The Corner

‘What Outcome Do We Seek?’

Military professionals ask their civilian masters, “What is it you want to have done? What is the outcome you seek?” With that information the military can plan, resource, and conduct a mission. As long as the United States — and its allies — remain conflicted over whether Qaddafi has to go, can stay if he behaves, can stay as long as a ceasefire holds, as long as he pumps oil, or as long as he engages in negotiations, there is no mission to accomplish — no way to know when we’re done.

That makes Secretary of State Clinton’s announcement that NATO will take over operations disingenuous on two counts. NATO’s mission will be to “protect civilians, enforce the U.N. arms embargo, and support humanitarian aid efforts.” The NATO countries are agreed only on those points, and those points constitute an open-ended commitment. (The U.N.-approved no-fly zone in Iraq lasted 12 years; only the U.S. and Britain were there at the end.)

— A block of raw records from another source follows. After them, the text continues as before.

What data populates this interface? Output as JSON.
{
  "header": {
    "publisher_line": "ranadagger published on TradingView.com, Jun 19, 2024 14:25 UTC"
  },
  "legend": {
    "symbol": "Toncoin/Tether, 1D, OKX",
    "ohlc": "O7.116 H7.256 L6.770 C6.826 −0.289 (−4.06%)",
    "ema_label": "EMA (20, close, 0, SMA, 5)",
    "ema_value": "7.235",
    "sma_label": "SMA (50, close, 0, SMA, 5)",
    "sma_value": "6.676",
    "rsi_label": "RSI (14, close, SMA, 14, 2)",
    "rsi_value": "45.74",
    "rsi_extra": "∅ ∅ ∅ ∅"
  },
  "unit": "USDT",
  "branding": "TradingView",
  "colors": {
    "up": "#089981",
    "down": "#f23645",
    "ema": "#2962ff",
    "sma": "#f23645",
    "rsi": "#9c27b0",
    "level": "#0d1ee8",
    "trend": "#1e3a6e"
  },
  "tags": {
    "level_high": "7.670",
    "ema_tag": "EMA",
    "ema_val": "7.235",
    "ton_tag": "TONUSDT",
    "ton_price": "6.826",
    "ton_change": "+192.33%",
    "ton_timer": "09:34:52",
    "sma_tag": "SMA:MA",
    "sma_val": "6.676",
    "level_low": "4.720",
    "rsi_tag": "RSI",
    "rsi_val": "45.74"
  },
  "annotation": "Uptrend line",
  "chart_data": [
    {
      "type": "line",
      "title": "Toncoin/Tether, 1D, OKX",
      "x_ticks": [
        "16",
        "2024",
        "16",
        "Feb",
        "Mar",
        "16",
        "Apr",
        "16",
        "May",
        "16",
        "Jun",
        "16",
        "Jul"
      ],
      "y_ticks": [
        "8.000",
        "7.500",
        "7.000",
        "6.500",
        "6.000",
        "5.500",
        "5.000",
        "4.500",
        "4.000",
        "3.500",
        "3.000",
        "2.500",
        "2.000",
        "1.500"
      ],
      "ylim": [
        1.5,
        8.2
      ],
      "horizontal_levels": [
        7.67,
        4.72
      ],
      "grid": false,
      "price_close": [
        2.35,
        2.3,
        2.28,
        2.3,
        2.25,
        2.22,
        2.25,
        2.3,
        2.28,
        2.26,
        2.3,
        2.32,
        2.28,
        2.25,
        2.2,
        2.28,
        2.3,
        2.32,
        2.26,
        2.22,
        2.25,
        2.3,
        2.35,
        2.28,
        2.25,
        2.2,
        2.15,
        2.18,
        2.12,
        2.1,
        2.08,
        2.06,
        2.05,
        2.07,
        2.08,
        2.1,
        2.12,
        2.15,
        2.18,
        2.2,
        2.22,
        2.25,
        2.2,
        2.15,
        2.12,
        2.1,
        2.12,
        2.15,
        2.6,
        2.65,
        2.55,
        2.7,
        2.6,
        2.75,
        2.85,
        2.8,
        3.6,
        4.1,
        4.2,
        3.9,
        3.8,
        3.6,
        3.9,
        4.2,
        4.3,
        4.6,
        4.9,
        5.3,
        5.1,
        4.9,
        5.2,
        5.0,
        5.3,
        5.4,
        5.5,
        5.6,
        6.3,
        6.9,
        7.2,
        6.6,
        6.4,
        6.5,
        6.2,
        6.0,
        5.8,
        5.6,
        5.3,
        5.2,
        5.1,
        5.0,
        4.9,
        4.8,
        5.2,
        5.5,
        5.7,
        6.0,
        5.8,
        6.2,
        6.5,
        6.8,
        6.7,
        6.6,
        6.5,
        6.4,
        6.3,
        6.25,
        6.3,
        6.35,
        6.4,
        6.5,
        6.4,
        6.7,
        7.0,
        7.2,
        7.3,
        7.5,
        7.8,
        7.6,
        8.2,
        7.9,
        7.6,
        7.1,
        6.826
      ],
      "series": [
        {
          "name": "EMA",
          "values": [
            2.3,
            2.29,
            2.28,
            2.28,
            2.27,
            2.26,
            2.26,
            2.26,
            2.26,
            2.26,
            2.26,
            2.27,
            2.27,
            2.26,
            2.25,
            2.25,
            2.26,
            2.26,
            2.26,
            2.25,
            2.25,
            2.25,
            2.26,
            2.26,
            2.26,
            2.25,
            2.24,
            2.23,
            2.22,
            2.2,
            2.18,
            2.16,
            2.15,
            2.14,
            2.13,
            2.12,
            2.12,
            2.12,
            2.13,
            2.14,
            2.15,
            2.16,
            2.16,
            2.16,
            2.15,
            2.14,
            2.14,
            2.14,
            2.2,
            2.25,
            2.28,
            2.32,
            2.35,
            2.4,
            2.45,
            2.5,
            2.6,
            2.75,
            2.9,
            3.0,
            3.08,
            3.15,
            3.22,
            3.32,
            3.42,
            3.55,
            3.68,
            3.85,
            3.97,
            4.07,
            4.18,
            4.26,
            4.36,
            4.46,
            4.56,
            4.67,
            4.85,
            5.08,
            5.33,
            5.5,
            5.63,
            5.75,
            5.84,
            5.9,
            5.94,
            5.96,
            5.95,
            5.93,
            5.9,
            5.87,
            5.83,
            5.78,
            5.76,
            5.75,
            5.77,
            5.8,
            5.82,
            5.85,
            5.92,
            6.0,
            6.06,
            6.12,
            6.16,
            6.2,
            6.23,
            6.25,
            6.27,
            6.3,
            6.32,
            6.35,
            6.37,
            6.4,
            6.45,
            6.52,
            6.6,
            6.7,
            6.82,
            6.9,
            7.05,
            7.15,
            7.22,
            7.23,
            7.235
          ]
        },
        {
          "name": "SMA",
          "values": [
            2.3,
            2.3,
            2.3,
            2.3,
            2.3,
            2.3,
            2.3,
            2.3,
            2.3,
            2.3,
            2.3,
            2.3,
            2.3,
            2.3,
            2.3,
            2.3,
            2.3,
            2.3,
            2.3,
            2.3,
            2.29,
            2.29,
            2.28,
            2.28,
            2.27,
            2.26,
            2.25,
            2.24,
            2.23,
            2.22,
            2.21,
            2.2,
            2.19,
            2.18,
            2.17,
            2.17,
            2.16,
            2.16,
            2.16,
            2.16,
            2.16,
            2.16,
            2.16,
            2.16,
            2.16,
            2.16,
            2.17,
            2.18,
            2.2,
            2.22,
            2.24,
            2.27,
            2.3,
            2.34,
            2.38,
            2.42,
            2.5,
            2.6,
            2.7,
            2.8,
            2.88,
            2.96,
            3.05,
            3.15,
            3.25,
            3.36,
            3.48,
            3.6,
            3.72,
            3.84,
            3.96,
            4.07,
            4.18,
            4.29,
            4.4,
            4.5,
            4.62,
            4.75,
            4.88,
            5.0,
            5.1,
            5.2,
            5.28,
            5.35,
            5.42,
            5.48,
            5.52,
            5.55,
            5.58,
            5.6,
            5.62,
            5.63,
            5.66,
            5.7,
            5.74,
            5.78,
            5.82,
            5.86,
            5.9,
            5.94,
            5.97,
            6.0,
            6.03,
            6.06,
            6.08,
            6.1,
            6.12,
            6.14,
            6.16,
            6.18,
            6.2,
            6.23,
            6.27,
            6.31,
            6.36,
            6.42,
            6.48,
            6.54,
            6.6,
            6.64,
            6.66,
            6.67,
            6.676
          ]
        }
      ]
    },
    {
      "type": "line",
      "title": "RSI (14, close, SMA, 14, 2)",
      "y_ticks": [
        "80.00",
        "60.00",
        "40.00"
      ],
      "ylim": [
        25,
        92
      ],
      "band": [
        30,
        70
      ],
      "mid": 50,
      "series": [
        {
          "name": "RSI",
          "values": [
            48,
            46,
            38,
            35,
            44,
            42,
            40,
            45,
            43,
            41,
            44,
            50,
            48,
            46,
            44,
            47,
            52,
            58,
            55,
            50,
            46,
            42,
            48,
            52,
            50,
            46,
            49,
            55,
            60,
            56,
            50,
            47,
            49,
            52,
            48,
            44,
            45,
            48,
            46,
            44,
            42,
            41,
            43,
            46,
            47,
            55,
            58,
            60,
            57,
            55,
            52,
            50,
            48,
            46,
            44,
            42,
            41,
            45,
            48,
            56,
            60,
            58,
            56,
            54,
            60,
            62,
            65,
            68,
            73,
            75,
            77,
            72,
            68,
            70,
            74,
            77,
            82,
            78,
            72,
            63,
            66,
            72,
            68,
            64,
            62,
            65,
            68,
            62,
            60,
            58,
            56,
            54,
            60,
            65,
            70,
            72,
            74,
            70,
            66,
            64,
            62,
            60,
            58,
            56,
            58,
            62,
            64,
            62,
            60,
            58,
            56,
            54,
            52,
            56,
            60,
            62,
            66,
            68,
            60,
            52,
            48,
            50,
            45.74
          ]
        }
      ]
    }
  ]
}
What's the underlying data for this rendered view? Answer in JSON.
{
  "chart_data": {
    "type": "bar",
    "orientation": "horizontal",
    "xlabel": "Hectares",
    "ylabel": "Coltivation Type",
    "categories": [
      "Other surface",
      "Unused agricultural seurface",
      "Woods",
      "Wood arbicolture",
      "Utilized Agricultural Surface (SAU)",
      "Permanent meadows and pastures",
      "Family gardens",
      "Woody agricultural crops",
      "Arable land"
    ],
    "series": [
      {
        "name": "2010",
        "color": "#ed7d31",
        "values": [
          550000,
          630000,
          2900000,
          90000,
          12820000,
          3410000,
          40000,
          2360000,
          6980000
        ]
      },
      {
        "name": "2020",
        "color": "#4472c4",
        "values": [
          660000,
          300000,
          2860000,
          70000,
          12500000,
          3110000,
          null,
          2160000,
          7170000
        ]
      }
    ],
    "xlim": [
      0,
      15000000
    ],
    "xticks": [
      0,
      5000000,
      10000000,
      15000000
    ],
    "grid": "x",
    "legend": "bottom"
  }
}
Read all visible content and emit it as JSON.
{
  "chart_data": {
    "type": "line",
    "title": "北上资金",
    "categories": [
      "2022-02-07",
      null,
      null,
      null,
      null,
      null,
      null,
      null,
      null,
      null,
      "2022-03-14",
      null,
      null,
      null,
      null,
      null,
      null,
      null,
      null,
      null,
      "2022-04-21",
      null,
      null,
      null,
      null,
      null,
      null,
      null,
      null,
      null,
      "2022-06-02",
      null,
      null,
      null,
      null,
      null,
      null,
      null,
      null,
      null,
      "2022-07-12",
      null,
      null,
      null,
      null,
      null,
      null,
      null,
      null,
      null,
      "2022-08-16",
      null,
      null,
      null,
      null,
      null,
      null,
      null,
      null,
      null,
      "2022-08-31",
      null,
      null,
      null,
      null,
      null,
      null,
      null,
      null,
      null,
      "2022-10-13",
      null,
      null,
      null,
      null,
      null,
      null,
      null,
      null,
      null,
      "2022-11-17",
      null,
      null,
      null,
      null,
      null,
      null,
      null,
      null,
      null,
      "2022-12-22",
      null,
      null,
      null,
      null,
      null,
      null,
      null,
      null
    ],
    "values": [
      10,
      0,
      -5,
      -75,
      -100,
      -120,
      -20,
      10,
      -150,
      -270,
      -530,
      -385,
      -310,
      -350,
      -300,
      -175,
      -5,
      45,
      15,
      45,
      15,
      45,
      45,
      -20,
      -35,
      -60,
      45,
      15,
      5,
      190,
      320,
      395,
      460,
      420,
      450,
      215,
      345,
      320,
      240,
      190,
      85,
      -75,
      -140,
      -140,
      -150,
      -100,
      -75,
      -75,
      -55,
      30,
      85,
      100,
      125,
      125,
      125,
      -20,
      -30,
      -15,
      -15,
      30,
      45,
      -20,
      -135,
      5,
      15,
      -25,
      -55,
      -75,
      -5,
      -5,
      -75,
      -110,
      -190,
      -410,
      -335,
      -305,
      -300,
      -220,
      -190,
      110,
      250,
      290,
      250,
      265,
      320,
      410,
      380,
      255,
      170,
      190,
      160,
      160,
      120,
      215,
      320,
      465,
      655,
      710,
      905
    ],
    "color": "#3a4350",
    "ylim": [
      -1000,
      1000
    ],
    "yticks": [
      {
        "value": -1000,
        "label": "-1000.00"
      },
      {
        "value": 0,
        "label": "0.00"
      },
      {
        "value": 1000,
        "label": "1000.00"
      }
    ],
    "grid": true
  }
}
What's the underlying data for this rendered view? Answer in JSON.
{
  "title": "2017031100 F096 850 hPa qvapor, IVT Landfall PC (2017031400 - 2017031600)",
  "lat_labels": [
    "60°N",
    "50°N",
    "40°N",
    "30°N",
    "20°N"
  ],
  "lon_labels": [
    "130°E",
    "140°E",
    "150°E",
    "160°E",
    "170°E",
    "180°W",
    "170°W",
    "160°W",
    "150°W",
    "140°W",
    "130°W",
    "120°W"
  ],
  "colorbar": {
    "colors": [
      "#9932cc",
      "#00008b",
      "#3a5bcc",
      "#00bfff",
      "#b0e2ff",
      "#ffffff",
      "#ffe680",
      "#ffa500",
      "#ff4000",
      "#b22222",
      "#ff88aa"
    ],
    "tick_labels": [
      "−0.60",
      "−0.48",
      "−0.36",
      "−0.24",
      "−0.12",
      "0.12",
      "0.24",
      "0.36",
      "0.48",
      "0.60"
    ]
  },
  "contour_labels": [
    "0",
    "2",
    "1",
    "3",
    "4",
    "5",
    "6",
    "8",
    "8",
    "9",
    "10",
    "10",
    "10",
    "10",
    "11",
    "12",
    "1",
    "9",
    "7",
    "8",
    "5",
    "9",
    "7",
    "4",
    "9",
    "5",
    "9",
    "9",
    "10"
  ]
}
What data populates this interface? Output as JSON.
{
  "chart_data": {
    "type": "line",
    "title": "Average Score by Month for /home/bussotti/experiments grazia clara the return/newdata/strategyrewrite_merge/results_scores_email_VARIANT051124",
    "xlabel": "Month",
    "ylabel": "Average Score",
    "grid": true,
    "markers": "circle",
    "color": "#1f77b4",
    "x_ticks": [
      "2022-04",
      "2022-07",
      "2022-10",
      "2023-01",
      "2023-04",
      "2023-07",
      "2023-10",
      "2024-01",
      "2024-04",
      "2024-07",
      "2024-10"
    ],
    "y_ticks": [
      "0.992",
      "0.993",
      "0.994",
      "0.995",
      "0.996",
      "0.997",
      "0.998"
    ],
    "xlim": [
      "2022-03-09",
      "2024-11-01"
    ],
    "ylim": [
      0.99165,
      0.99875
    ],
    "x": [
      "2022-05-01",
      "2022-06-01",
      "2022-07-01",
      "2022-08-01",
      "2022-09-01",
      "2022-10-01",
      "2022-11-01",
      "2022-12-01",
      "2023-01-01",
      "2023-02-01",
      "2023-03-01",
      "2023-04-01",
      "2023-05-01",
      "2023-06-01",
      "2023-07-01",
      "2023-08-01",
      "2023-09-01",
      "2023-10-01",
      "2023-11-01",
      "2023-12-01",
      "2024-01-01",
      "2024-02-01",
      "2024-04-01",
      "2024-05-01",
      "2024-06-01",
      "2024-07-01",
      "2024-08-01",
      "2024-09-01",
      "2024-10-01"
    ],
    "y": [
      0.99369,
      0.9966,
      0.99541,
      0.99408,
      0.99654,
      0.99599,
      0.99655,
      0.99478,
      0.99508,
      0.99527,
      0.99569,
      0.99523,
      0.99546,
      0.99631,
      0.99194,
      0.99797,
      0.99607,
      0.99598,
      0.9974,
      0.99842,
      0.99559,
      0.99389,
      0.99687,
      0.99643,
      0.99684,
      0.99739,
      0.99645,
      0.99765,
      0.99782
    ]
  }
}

On the other hand, the bombing of Libyan military assets is a parallel effort that will continue to be done by the countries that have done it thus far — the U.S., France, and Britain — commanded from Naples by an American admiral. Which is inevitable: Philip Stephens of the Financial Times has written that the U.S. share of NATO countries’ defense spending has increased from 50 percent to 75 percent in a decade — not because we spend more, but because they spend less. In the past two years, spending by the European members of NATO shrunk by $45 billion, the equivalent of the entire German defense budget.

If there is fighting to be done, the United States will still have to ante up most of the planes, ships, and personnel. The question remains: “What is it we want to have done? What is the outcome we seek?”

Shoshana Bryen is senior director for security policy at the Jewish Institute for National Security Affairs.